Si fa presto a dire Itaca

Anche a girarla tutta, se per quello! Anche perché buona parte della sezione meridionale di Itaca è disabitata, e spesso ci si trova a fare la spola tra Kioni e Vathy, i due insediamenti principali, gli hub della socialità isolana, più qualche tappa a Stavros e Frikes.

VATHY

Solo una piccola fascia di terra divide l’isola in due, e gli isolani hanno scelto la parte sud per creare la loro base del vivere quotidiano. La sapevano lunga, perchè la baia dove sorge Vathy è un vero, indiscusso spettacolo.
Vathy è il classico paradiso per chi sogna di approdare in un caldo porto di mare mediterraneo, e un semplice, ingenuo piacere per gli occhi. Occhi che si divertiranno a ricomporre le sue mille tonalità che esplodono sempre con allegria, e per noi è un vero piacere passeggiare per la cittadina: un porticciolo a misura d’uomo e di vita tranquilla.
Vita da mocassino e occhiale da sole.

 

Itaca i villaggi
Vathy, il capoluogo dell’isola
i villaggi di Itaca cosa vedere
Vathy, il lungomare

KIONI

La controparte nord di Vathy ha il nome greco della neve, Kioni.
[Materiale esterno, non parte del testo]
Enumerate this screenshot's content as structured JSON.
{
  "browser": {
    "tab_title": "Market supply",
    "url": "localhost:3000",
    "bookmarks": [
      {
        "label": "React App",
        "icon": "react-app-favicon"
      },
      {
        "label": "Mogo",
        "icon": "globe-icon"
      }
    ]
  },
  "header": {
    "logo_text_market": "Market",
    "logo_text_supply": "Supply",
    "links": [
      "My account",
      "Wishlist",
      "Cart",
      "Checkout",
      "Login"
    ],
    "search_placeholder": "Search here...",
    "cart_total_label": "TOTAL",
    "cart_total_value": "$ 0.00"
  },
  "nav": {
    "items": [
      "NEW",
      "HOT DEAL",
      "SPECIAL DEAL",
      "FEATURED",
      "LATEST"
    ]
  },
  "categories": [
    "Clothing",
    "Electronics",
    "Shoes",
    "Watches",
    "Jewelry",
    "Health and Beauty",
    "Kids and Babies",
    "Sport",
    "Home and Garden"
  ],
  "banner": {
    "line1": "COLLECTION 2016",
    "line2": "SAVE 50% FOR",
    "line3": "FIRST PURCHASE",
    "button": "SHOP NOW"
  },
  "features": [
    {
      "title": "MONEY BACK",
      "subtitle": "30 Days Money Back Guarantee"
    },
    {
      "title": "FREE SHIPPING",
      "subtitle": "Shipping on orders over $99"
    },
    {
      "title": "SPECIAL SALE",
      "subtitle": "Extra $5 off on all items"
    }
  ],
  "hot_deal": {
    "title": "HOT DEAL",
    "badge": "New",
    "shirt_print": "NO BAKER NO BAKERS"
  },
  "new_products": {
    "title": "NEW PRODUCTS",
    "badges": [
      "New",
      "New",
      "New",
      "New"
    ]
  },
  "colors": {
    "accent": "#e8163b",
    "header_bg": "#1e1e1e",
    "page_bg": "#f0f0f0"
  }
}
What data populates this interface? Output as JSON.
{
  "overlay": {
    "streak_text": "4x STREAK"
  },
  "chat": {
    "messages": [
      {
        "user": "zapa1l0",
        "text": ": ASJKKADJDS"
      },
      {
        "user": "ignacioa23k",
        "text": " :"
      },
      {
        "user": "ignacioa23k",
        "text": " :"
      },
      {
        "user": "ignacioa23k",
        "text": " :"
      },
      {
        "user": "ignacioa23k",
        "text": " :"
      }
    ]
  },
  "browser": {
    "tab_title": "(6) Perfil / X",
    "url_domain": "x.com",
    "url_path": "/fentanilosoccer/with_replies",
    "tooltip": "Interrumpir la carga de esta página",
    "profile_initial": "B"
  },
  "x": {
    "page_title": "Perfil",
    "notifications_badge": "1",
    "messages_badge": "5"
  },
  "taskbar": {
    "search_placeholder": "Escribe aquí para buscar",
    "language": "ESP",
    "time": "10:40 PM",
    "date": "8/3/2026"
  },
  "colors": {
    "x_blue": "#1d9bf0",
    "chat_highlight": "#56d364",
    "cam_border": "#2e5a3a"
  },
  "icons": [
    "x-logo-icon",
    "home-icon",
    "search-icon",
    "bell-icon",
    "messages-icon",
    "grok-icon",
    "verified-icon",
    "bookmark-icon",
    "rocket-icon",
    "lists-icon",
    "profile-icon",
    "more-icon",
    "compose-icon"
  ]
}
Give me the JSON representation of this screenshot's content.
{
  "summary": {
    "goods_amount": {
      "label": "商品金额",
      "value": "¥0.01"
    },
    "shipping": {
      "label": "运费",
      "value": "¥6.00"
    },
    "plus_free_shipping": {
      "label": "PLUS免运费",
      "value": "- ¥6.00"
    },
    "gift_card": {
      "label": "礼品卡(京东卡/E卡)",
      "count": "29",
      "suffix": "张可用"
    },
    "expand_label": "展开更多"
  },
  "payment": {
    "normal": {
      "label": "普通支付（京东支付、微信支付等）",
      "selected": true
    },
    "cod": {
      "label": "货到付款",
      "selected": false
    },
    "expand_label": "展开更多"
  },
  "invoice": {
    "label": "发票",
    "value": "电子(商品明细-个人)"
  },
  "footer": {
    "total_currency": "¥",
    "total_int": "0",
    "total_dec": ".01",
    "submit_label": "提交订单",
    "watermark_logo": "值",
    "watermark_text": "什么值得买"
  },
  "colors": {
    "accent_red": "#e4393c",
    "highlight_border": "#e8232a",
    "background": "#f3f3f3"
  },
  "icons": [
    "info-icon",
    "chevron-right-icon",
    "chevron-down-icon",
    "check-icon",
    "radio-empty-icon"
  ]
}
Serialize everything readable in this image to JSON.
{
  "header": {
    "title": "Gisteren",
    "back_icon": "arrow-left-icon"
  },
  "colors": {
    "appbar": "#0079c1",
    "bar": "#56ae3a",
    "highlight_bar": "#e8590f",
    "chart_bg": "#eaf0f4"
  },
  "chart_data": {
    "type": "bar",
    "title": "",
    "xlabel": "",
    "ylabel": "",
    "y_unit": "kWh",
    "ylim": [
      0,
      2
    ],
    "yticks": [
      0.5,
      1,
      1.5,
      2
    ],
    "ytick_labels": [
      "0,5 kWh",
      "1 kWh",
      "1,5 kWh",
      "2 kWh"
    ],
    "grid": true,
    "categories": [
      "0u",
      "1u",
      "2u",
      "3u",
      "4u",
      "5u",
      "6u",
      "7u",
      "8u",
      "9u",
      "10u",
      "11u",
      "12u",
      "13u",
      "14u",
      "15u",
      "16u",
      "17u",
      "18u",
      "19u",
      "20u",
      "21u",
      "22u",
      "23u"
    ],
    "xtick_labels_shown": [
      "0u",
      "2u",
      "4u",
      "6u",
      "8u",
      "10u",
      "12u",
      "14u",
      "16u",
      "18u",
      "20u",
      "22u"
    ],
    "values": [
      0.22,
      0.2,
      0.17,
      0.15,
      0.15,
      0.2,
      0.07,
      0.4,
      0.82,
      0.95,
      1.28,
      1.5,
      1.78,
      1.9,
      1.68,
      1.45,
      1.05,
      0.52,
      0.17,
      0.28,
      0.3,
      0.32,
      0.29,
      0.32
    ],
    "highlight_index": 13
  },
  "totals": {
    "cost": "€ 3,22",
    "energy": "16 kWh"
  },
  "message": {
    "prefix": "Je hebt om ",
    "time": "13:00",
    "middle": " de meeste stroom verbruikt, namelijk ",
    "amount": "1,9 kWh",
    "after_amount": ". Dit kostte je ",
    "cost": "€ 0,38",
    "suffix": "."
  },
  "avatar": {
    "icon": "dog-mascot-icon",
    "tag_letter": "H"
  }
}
Si tratta della replica perfetta del capoluogo, ma in piccolo cabotaggio. Non casualmente sembra che Ulisse abbia ordinato su misura la cornice in cui inserirla: acqua turchese, vegetazione smeraldo, baia a ferro di cavallo, e il risultato è quello di un posto che non si riesce proprio a voler lasciare. Si arriva qui e si pensa, “ok, stop. Viaggio terminato. Venitemi a prendere quando è tempo di partire, perchè ho deciso che mi eclisserò a Kioni, a mettere in ordine i tasselli del puzzle della mia vita.” Fatelo, ad esempio, qui.
La pensano così anche i greci, perché a Kioni il ritmo è lento e sembrano rallentare anche loro, mentre ti guardano tuffare dalla spiaggetta di ciottoli del villaggio.

 

Cosa vedere a Itaca GreciaIl villaggio di Kioni

E TUTTO IL RESTO

Ci sono poi una manciata scarsa di altri villaggi rurali sparsi per Itaca-nord, come Exogi e Kolieri, dove scattare qualche foto a pietre piramidali, obelischi, sculture e olivi, presse, frantoi, e ancora qualche olivo.

Grecia Mia non sarebbe tale se non scrivessimo a random preferenze personali: Katerina ama Frikes, essenzialmente un molo per Lefkada e, indovinate un pò? qualche taverna, a portata di un piccola spiaggia e potenti scogliere. Andrea invece pensa che prima di pranzo, quando si passa per Stavros, e prima che tutti i greci si ritirino per la siesta, si farebbe bene a dare un’occhio al museo archeologico, se non fosse perchè è gratis, e perchè è allestito con cura e con amore.
Se le tante curve non avessero stancato, ancora qualche consiglio: Anogi, la vecchia capitale, merita una sosta per la sia chiesa dai favolosi affreschi bizantini e la torre campanaria veneziana.
La lista dei monumenti e delle cose da vedere non sarebbe completa senza la Grotta delle nimfe, dove proprio Ulisse nascose i suoi indumenti da guerra. Quando la sete chiama, infine, sempre la mitologia ci ricorderà che Emeo, il guardiano dei porci di Ulisse, li abbeverò nella Fontana di Aretoussa, giusto a sud di Vathy.